Notable: the FP32 decoder is the iOS bottleneck. The Apple Neural Engine call itself is 25 ms — the same as the standalone bench. The remaining 60-85 ms is BEAM byte processing of the f32 output tensor. Future optimization: a tiny NIF helper for the float-scan (:binary.at + 4-byte pattern matches are the slow part).

8. Optional Nx interop

If you prefer Nx for the prep/decode (slower but more declarative):

# Input prep via Nx (FP16 path on iOS — no quant math needed)
input =
  camera_rgb_f32_bytes
  |> Nx.from_binary(:f32, backend: Nx.BinaryBackend)
  |> Nx.reshape({1, 640, 640, 3})
  |> Nx.to_binary()

{:ok, [out]} = NxTfliteMob.call(handle, [input])

# Output decode via Nx
out
|> Nx.from_binary(:f32, backend: Nx.BinaryBackend)
|> Nx.reshape({1, 84, 8400})
|> ...  # box decode + NMS

The backend: option is critical — Nx.BinaryBackend is pure Elixir and very slow for million-element ops.

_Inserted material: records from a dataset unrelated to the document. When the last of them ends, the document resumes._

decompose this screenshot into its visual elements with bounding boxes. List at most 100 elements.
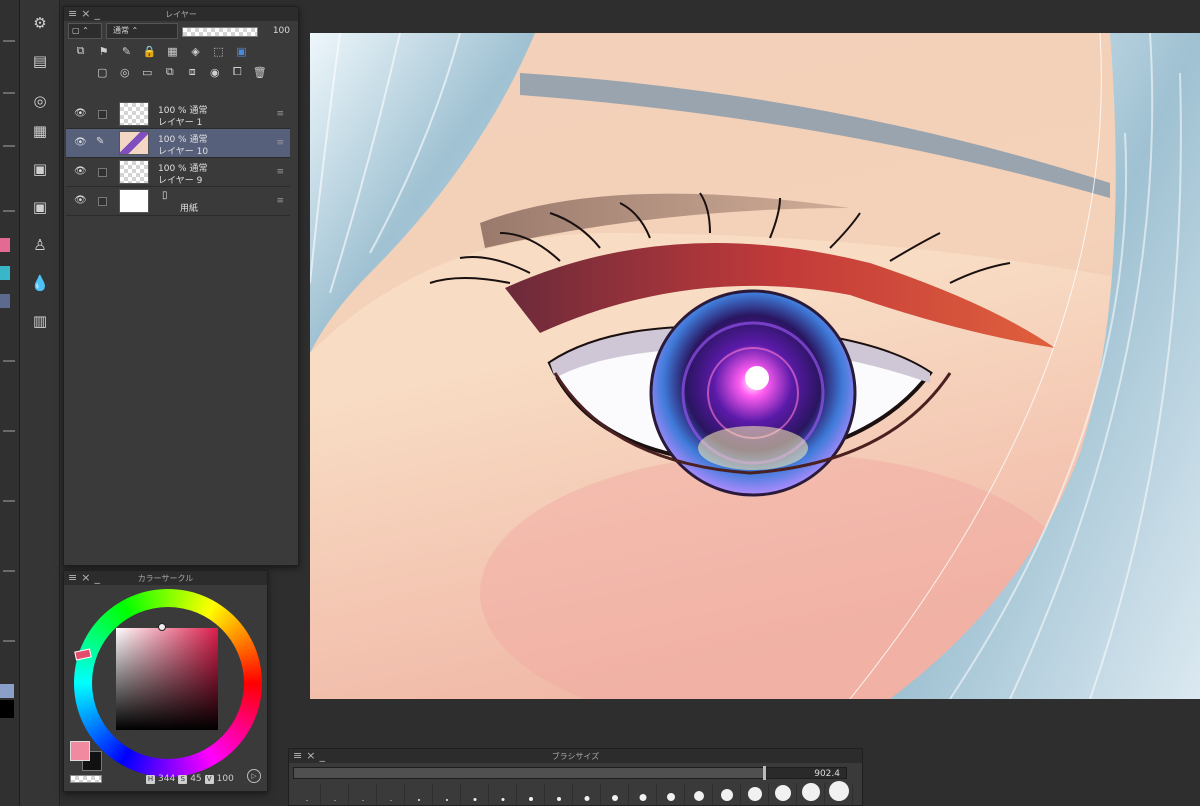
layer-color-select[interactable]: ▢ ⌃ [68, 23, 102, 39]
layer-checkbox[interactable] [98, 197, 107, 206]
apply-mask-icon[interactable]: ⧠ [229, 65, 246, 80]
brush-size-preset[interactable] [657, 783, 685, 805]
brush-size-preset[interactable] [629, 783, 657, 805]
brush-size-preset[interactable] [573, 783, 601, 805]
brush-size-preset[interactable] [461, 783, 489, 805]
brush-size-preset[interactable] [713, 783, 741, 805]
v-label: V [204, 774, 214, 784]
menu-icon[interactable]: ≡ [276, 167, 284, 177]
layer-row-selected[interactable]: 👁 ✎ 100 % 通常 レイヤー 10 ≡ [66, 129, 290, 158]
saturation-value-square[interactable] [116, 628, 218, 730]
edit-mask-icon[interactable]: ⬚ [210, 44, 227, 59]
new-raster-layer-icon[interactable]: ▢ [94, 65, 111, 80]
grid-icon[interactable]: ▦ [29, 120, 51, 142]
add-mask-icon[interactable]: ◉ [207, 65, 224, 80]
layer-name: レイヤー 1 [158, 118, 203, 128]
transparent-color-chip[interactable] [70, 775, 102, 783]
minimize-icon[interactable]: _ [94, 7, 100, 21]
layer-stack-icon[interactable]: ▤ [29, 50, 51, 72]
layer-thumbnail [119, 131, 149, 155]
layer-property-bar: ▢ ⌃ 通常 ⌃ 100 [64, 21, 298, 41]
tool-separator [3, 430, 15, 432]
transfer-down-icon[interactable]: ⧉ [162, 65, 179, 80]
brush-size-preset[interactable] [797, 783, 825, 805]
brush-size-preset[interactable] [349, 783, 377, 805]
brush-size-preset[interactable] [517, 783, 545, 805]
layer-checkbox[interactable] [98, 168, 107, 177]
brush-size-slider[interactable]: 902.4 [293, 766, 847, 780]
brush-size-preset[interactable] [685, 783, 713, 805]
color-swatch-cyan[interactable] [0, 266, 10, 280]
color-swatch-blue[interactable] [0, 294, 10, 308]
artwork [310, 33, 1200, 699]
tool-separator [3, 40, 15, 42]
eye-icon[interactable]: 👁 [74, 167, 87, 177]
navigator-icon[interactable]: ◎ [29, 90, 51, 112]
layer-row-paper[interactable]: 👁 ▯ 用紙 ≡ [66, 187, 290, 216]
new-folder-icon[interactable]: ▭ [139, 65, 156, 80]
merge-down-icon[interactable]: ⧈ [184, 65, 201, 80]
menu-icon[interactable]: ≡ [68, 7, 77, 21]
brush-size-preset[interactable] [489, 783, 517, 805]
clip-icon[interactable]: ⧉ [72, 44, 89, 59]
minimize-icon[interactable]: _ [319, 749, 325, 763]
menu-icon[interactable]: ≡ [276, 196, 284, 206]
brush-size-preset[interactable] [293, 783, 321, 805]
brush-size-preset-dot [747, 787, 762, 801]
main-color-swatch[interactable] [70, 741, 90, 761]
lock-icon[interactable]: 🔒 [141, 44, 158, 59]
drawing-canvas[interactable] [310, 33, 1200, 699]
sub-color-chip[interactable] [0, 700, 14, 718]
close-icon[interactable]: × [81, 7, 90, 21]
brush-size-preset[interactable] [433, 783, 461, 805]
brush-size-preset[interactable] [321, 783, 349, 805]
trash-icon[interactable]: 🗑 [252, 65, 269, 80]
close-icon[interactable]: × [306, 749, 315, 763]
minimize-icon[interactable]: _ [94, 571, 100, 585]
brush-size-preset-dot [362, 800, 363, 801]
h-value: 344 [158, 774, 176, 784]
color-mode-toggle-icon[interactable]: ▷ [247, 769, 261, 783]
mask-icon[interactable]: ◈ [187, 44, 204, 59]
brush-size-preset[interactable] [545, 783, 573, 805]
brush-size-handle[interactable] [763, 766, 767, 780]
layer-color-icon[interactable]: ▣ [233, 44, 250, 59]
layer-checkbox[interactable] [98, 110, 107, 119]
draft-icon[interactable]: ✎ [118, 44, 135, 59]
s-value: 45 [190, 774, 202, 784]
settings-icon[interactable]: ⚙ [29, 12, 51, 34]
brush-size-preset[interactable] [601, 783, 629, 805]
film-icon[interactable]: ▥ [29, 310, 51, 332]
brush-size-preset-dot [473, 798, 476, 801]
close-icon[interactable]: × [81, 571, 90, 585]
lock-transparent-icon[interactable]: ▦ [164, 44, 181, 59]
reference-icon[interactable]: ⚑ [95, 44, 112, 59]
main-color-chip[interactable] [0, 684, 14, 698]
brush-size-preset[interactable] [741, 783, 769, 805]
menu-icon[interactable]: ≡ [276, 138, 284, 148]
blend-mode-select[interactable]: 通常 ⌃ [106, 23, 178, 39]
drops-icon[interactable]: 💧 [29, 272, 51, 294]
opacity-slider[interactable] [182, 27, 258, 37]
brush-size-preset[interactable] [377, 783, 405, 805]
new-vector-layer-icon[interactable]: ◎ [117, 65, 134, 80]
sv-picker-handle[interactable] [158, 623, 166, 631]
layer-row[interactable]: 👁 100 % 通常 レイヤー 9 ≡ [66, 158, 290, 187]
brush-size-value[interactable]: 902.4 [814, 768, 840, 780]
brush-size-preset[interactable] [825, 781, 853, 805]
menu-icon[interactable]: ≡ [293, 749, 302, 763]
eye-icon[interactable]: 👁 [74, 109, 87, 119]
layer-row[interactable]: 👁 100 % 通常 レイヤー 1 ≡ [66, 100, 290, 129]
color-swatch-pink[interactable] [0, 238, 10, 252]
menu-icon[interactable]: ≡ [68, 571, 77, 585]
brush-size-preset[interactable] [769, 783, 797, 805]
material-icon[interactable]: ▣ [29, 158, 51, 180]
opacity-value[interactable]: 100 [262, 23, 290, 39]
eye-icon[interactable]: 👁 [74, 196, 87, 206]
menu-icon[interactable]: ≡ [276, 109, 284, 119]
eye-icon[interactable]: 👁 [74, 138, 87, 148]
figure-icon[interactable]: ♙ [29, 234, 51, 256]
material-icon-2[interactable]: ▣ [29, 196, 51, 218]
brush-size-preset[interactable] [405, 783, 433, 805]
tool-separator [3, 500, 15, 502]
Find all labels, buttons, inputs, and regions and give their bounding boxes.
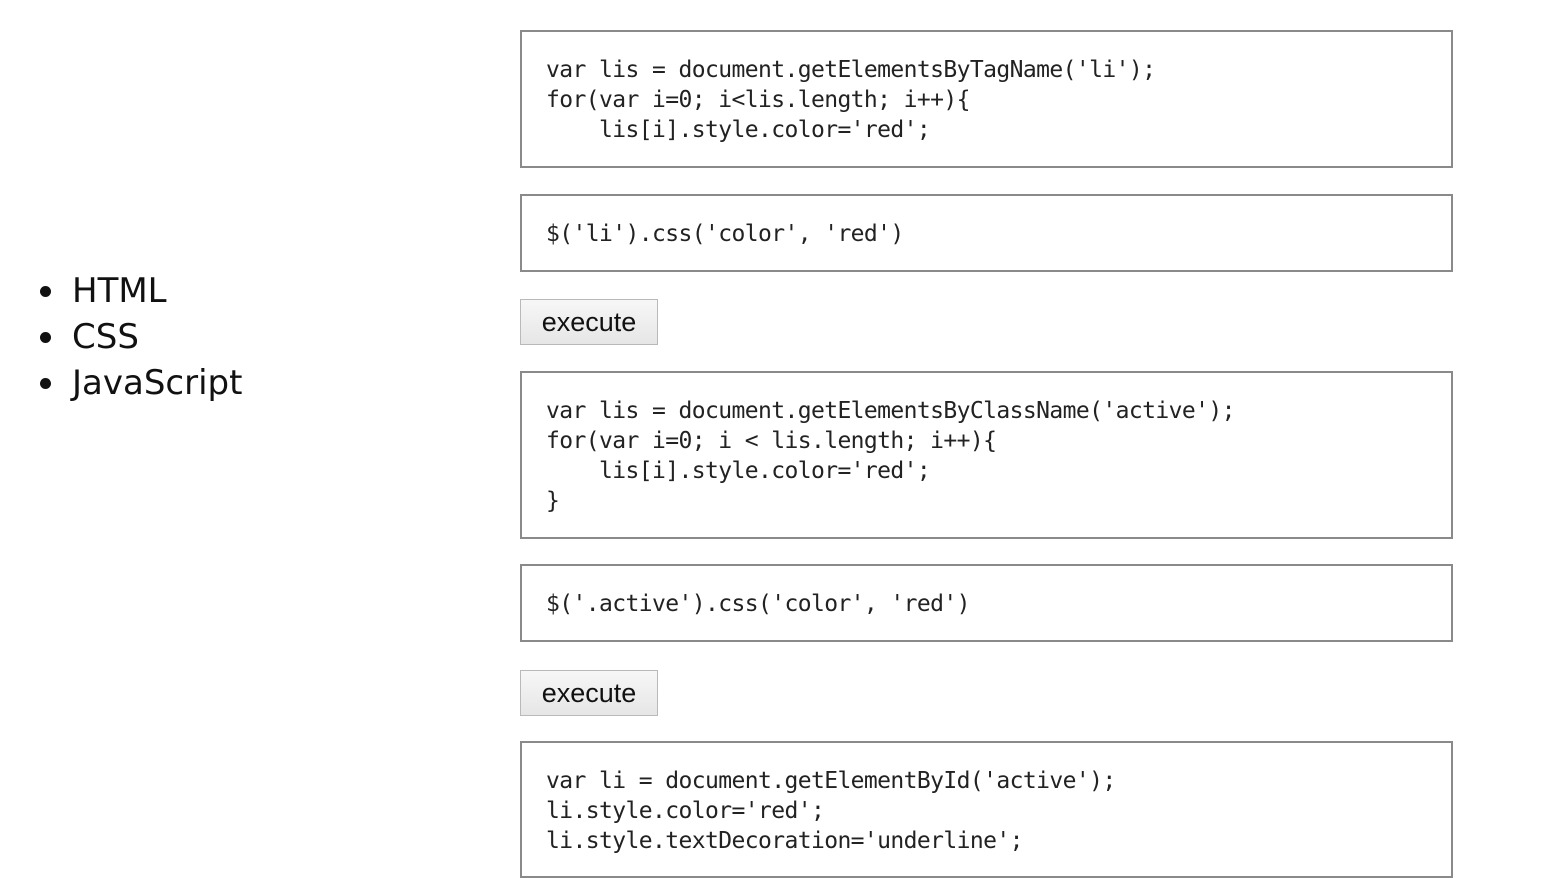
list-item-css: CSS [40,314,242,360]
list-item-label: CSS [72,317,139,357]
code-text: $('li').css('color', 'red') [546,221,904,247]
list-item-label: HTML [72,271,167,311]
code-block-id-js: var li = document.getElementById('active… [520,741,1453,878]
list-item-html: HTML [40,268,242,314]
bullet-icon [40,332,51,343]
code-block-tagname-js: var lis = document.getElementsByTagName(… [520,30,1453,168]
code-block-classname-js: var lis = document.getElementsByClassNam… [520,371,1453,539]
list-item-label: JavaScript [72,363,243,403]
bullet-icon [40,286,51,297]
code-text: var lis = document.getElementsByTagName(… [546,57,1156,143]
code-block-classname-jquery: $('.active').css('color', 'red') [520,564,1453,642]
bullet-icon [40,378,51,389]
execute-button[interactable]: execute [520,299,658,345]
page: HTML CSS JavaScript var lis = document.g… [0,0,1567,878]
code-text: var lis = document.getElementsByClassNam… [546,398,1235,514]
code-block-tagname-jquery: $('li').css('color', 'red') [520,194,1453,272]
execute-button[interactable]: execute [520,670,658,716]
code-text: $('.active').css('color', 'red') [546,591,971,617]
code-text: var li = document.getElementById('active… [546,768,1116,854]
tech-list: HTML CSS JavaScript [40,268,242,406]
list-item-javascript: JavaScript [40,360,242,406]
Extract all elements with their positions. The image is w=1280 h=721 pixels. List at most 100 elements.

Using EMLX.Backend for the Nx side on iOS speeds this up substantially:

input =
  camera_rgb_f32_bytes
  |> Nx.from_binary(:f32, backend: {EMLX.Backend, device: :gpu})
  |> ...

This composes — EMLX.Backend for the Nx-side math, NxTfliteMob for the TFLite-side model call. Two distinct compute paths in the same screen.